In your home and in mine, at your table and at mine
~ Loyce Ong’udi
A couple of months ago, a woman I love and respect and continue to do so, looked me straight in my eyes, and with sadness in her voice, expressed how much she admires a black woman who is a member of her church, and would love to invite said woman to her house for a meal, but she did not know how to approach her.
For those who are new to our church and cannot place me, I am originally from Kenya, and, most Sundays I wear rather colorful clothing. On September 27, 2019, I’ll have been a member of University Congregational United Church of Christ for 19 years. Out of those many years, I have been at many tables in your homes, not as a black woman, but as a friend, and have treasured those deeper connections. I too would wish to expand that circle and to make it bigger still.
Moving forward this year, I would like to welcome more of you to my Seattle table; but even better, my prayer is that in the near future, more of you, my UCUCC family would consider to come to visit me in Rabuor, Kenya, my childhood village.You can plan to come with your family, a friend or even by yourself. Or we can plan for a work group or a fun group to travel together to Rabuor, and possibly go on a “safari”. When you do, you will be in and out of many homes and tables, especially my parents’! My hope is that as that happens, those deeper bonds and experiences will be life-changing and live a lifetime in the hearts of the Rabuor community and in yours. I know this to be true because there are members of my UCUCC church family who have been to Rabuor.

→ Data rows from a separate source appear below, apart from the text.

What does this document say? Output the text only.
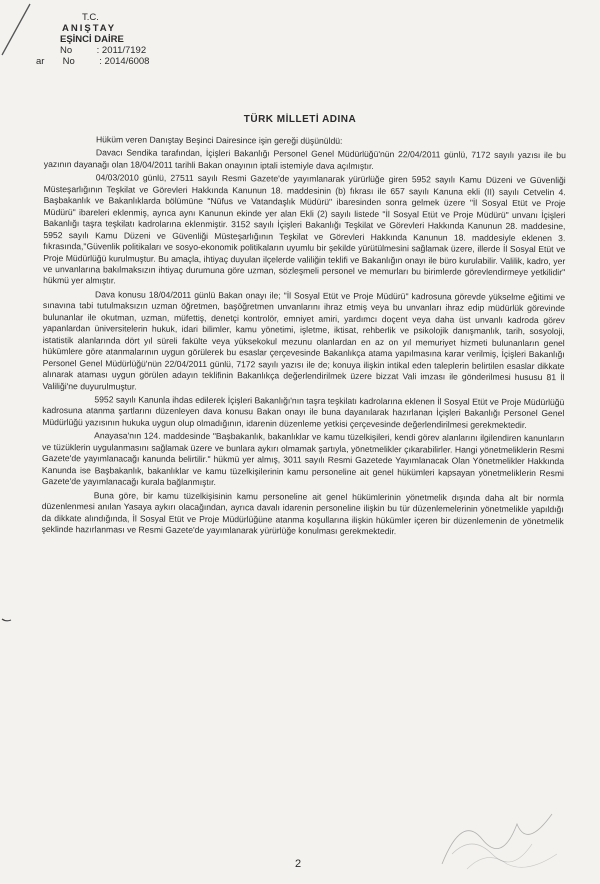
T.C.
ANIŞTAY
EŞİNCİ DAİRE
No	: 2011/7192
ar No	: 2014/6008
TÜRK MİLLETİ ADINA

Hüküm veren Danıştay Beşinci Dairesince işin gereği düşünüldü:

Davacı Sendika tarafından, İçişleri Bakanlığı Personel Genel Müdürlüğü'nün 22/04/2011 günlü, 7172 sayılı yazısı ile bu yazının dayanağı olan 18/04/2011 tarihli Bakan onayının iptali istemiyle dava açılmıştır.

04/03/2010 günlü, 27511 sayılı Resmi Gazete'de yayımlanarak yürürlüğe giren 5952 sayılı Kamu Düzeni ve Güvenliği Müsteşarlığının Teşkilat ve Görevleri Hakkında Kanunun 18. maddesinin (b) fıkrası ile 657 sayılı Kanuna ekli (II) sayılı Cetvelin 4. Başbakanlık ve Bakanlıklarda bölümüne "Nüfus ve Vatandaşlık Müdürü" ibaresinden sonra gelmek üzere "İl Sosyal Etüt ve Proje Müdürü" ibareleri eklenmiş, ayrıca aynı Kanunun ekinde yer alan Ekli (2) sayılı listede "İl Sosyal Etüt ve Proje Müdürü" unvanı İçişleri Bakanlığı taşra teşkilatı kadrolarına eklenmiştir. 3152 sayılı İçişleri Bakanlığı Teşkilat ve Görevleri Hakkında Kanunun 28. maddesine, 5952 sayılı Kamu Düzeni ve Güvenliği Müsteşarlığının Teşkilat ve Görevleri Hakkında Kanunun 18. maddesiyle eklenen 3. fıkrasında,"Güvenlik politikaları ve sosyo-ekonomik politikaların uyumlu bir şekilde yürütülmesini sağlamak üzere, illerde İl Sosyal Etüt ve Proje Müdürlüğü kurulmuştur. Bu amaçla, ihtiyaç duyulan ilçelerde valiliğin teklifi ve Bakanlığın onayı ile büro kurulabilir. Valilik, kadro, yer ve unvanlarına bakılmaksızın ihtiyaç durumuna göre uzman, sözleşmeli personel ve memurları bu birimlerde görevlendirmeye yetkilidir" hükmü yer almıştır.

Dava konusu 18/04/2011 günlü Bakan onayı ile; "İl Sosyal Etüt ve Proje Müdürü" kadrosuna görevde yükselme eğitimi ve sınavına tabi tutulmaksızın uzman öğretmen, başöğretmen unvanlarını ihraz etmiş veya bu unvanları ihraz edip müdürlük görevinde bulunanlar ile okutman, uzman, müfettiş, denetçi kontrolör, emniyet amiri, yardımcı doçent veya daha üst unvanlı kadroda görev yapanlardan üniversitelerin hukuk, idari bilimler, kamu yönetimi, işletme, iktisat, rehberlik ve psikolojik danışmanlık, tarih, sosyoloji, istatistik alanlarında dört yıl süreli fakülte veya yüksekokul mezunu olanlardan en az on yıl memuriyet hizmeti bulunanların genel hükümlere göre atanmalarının uygun görülerek bu esaslar çerçevesinde Bakanlıkça atama yapılmasına karar verilmiş, İçişleri Bakanlığı Personel Genel Müdürlüğü'nün 22/04/2011 günlü, 7172 sayılı yazısı ile de; konuya ilişkin intikal eden taleplerin belirtilen esaslar dikkate alınarak ataması uygun görülen adayın teklifinin Bakanlıkça değerlendirilmek üzere bizzat Vali imzası ile gönderilmesi hususu 81 İl Valiliği'ne duyurulmuştur.

5952 sayılı Kanunla ihdas edilerek İçişleri Bakanlığı'nın taşra teşkilatı kadrolarına eklenen İl Sosyal Etüt ve Proje Müdürlüğü kadrosuna atanma şartlarını düzenleyen dava konusu Bakan onayı ile buna dayanılarak hazırlanan İçişleri Bakanlığı Personel Genel Müdürlüğü yazısının hukuka uygun olup olmadığının, idarenin düzenleme yetkisi çerçevesinde değerlendirilmesi gerekmektedir.

Anayasa'nın 124. maddesinde "Başbakanlık, bakanlıklar ve kamu tüzelkişileri, kendi görev alanlarını ilgilendiren kanunların ve tüzüklerin uygulanmasını sağlamak üzere ve bunlara aykırı olmamak şartıyla, yönetmelikler çıkarabilirler. Hangi yönetmeliklerin Resmi Gazete'de yayımlanacağı kanunda belirtilir." hükmü yer almış, 3011 sayılı Resmi Gazetede Yayımlanacak Olan Yönetmelikler Hakkında Kanunda ise Başbakanlık, bakanlıklar ve kamu tüzelkişilerinin kamu personeline ait genel hükümleri kapsayan yönetmeliklerin Resmi Gazete'de yayımlanacağı kurala bağlanmıştır.

Buna göre, bir kamu tüzelkişisinin kamu personeline ait genel hükümlerinin yönetmelik dışında daha alt bir normla düzenlenmesi anılan Yasaya aykırı olacağından, ayrıca davalı idarenin personeline ilişkin bu tür düzenlemelerinin yönetmelikle yapıldığı da dikkate alındığında, İl Sosyal Etüt ve Proje Müdürlüğüne atanma koşullarına ilişkin hükümler içeren bir düzenlemenin de yönetmelik şeklinde hazırlanması ve Resmi Gazete'de yayımlanarak yürürlüğe konulması gerekmektedir.

2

As we pray and plan for this dream of mine to come true—and I trust it will, I invite you to also process with me what you think might have kept this gentle white woman from approaching a black woman who is a regular in her church for a place at her table. I ask you; do you too struggle with how to talk to or invite people who are black or other races to your family table if not for Mix-ups? It is generally unusual to invite people we don’t already know for a visit or meal in our home – and that goes for me too. This story is more than a meal at a table, it is about deeper connections—it is worth the risk!